My favorite King's Quest game, by far, is 5, but I'd highly recommend playing in order with the remakes guiding your entry into the series. You can find almost all of the King's Quest games for free online.

Gah, I love this, Props! Thanks for joining in the conversation!

That is so mindblowingly cool to me that you played video games with your grandma. I don't have much experience with text adventure games... I've watched Dan Avidan play Space Quest I and III, and I myself quite enjoyed Peasant's Quest on HomestarRunner.com back in the day. I love the way you wrote about it here; you captured that unique feeling it gives you, the way a child's mind can take only so many pixels and turn them into a veritable adventure of epic and diverse proportions.

Bravo, you lucky dog. Bravo! A nice chapter in the gaming origins of Props.

I had a funny experience with the Wing Commander games. My first computer was an older 486 that played the game just fine, but I had to sell that computer.

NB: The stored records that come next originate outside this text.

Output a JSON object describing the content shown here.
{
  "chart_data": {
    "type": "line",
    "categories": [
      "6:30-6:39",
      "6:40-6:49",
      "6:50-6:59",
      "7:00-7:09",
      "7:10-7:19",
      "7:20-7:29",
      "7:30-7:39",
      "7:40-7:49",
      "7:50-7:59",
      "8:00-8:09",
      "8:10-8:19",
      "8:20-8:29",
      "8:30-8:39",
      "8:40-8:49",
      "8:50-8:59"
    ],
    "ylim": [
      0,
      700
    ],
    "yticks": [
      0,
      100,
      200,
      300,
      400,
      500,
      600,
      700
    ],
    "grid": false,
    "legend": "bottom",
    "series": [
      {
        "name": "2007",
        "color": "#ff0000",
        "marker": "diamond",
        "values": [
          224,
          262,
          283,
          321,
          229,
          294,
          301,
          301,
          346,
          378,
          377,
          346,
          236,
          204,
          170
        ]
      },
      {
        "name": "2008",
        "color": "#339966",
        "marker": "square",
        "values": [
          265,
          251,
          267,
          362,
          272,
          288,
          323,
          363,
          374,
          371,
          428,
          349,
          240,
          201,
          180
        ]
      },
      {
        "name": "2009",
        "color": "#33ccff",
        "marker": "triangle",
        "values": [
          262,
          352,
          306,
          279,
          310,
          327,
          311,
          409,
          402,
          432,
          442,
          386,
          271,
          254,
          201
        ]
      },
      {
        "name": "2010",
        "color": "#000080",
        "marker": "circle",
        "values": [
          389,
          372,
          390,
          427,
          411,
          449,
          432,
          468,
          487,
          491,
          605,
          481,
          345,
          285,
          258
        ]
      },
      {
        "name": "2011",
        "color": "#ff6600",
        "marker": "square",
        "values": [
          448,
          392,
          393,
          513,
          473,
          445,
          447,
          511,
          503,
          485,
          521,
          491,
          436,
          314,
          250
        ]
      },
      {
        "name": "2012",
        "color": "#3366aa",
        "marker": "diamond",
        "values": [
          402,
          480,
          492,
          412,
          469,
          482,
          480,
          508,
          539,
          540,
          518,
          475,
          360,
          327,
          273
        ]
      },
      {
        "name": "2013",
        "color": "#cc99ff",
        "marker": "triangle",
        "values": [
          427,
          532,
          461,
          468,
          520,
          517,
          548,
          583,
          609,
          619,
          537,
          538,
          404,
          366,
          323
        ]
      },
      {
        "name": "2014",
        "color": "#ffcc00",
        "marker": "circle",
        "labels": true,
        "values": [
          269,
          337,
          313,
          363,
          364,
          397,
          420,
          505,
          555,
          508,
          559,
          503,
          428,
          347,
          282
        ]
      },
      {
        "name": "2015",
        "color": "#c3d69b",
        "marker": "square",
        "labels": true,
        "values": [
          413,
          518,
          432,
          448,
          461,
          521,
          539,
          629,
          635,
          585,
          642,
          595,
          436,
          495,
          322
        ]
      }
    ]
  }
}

When i built a Pentium, I was like, yay, I can play Wing Commander again!

Launch, explode, what the buck? :twilightangry2:

Seems the old version I had used the system clock to set framerate, and going from a 486 at 25 mhz to a Pentium class processor running at 120 mhz had rendered the game unplayable. This was later fixed with a re-release.

4673896
Ha! Yup, I had a similar issue with Privateer.

Hap

Oh, man. I forget which Space Quest I played. It was the one where you woke up on a garbage ship.

I remember playing King's Quest for hours and hours.

Also, another one that was just like those, but set in the Gold Rush? I remember selling stuff and taking a ship to Panama, then getting eaten by a swarm of ants when I couldn't type "jump" fast enough. That one was terrible, because you could get like four hours into a playthrough, and die because you didn't do something at the very beginning of the game! And you had no indication what it was that you missed!

Oh, and when you started up the game, it had a question that you had to look up in those giant paper volumes that came with the game. It wouldn't start the game without the correct answer. That was their version of a "product key." What a pain.

4673986
Ha! Yes, old school copy protection.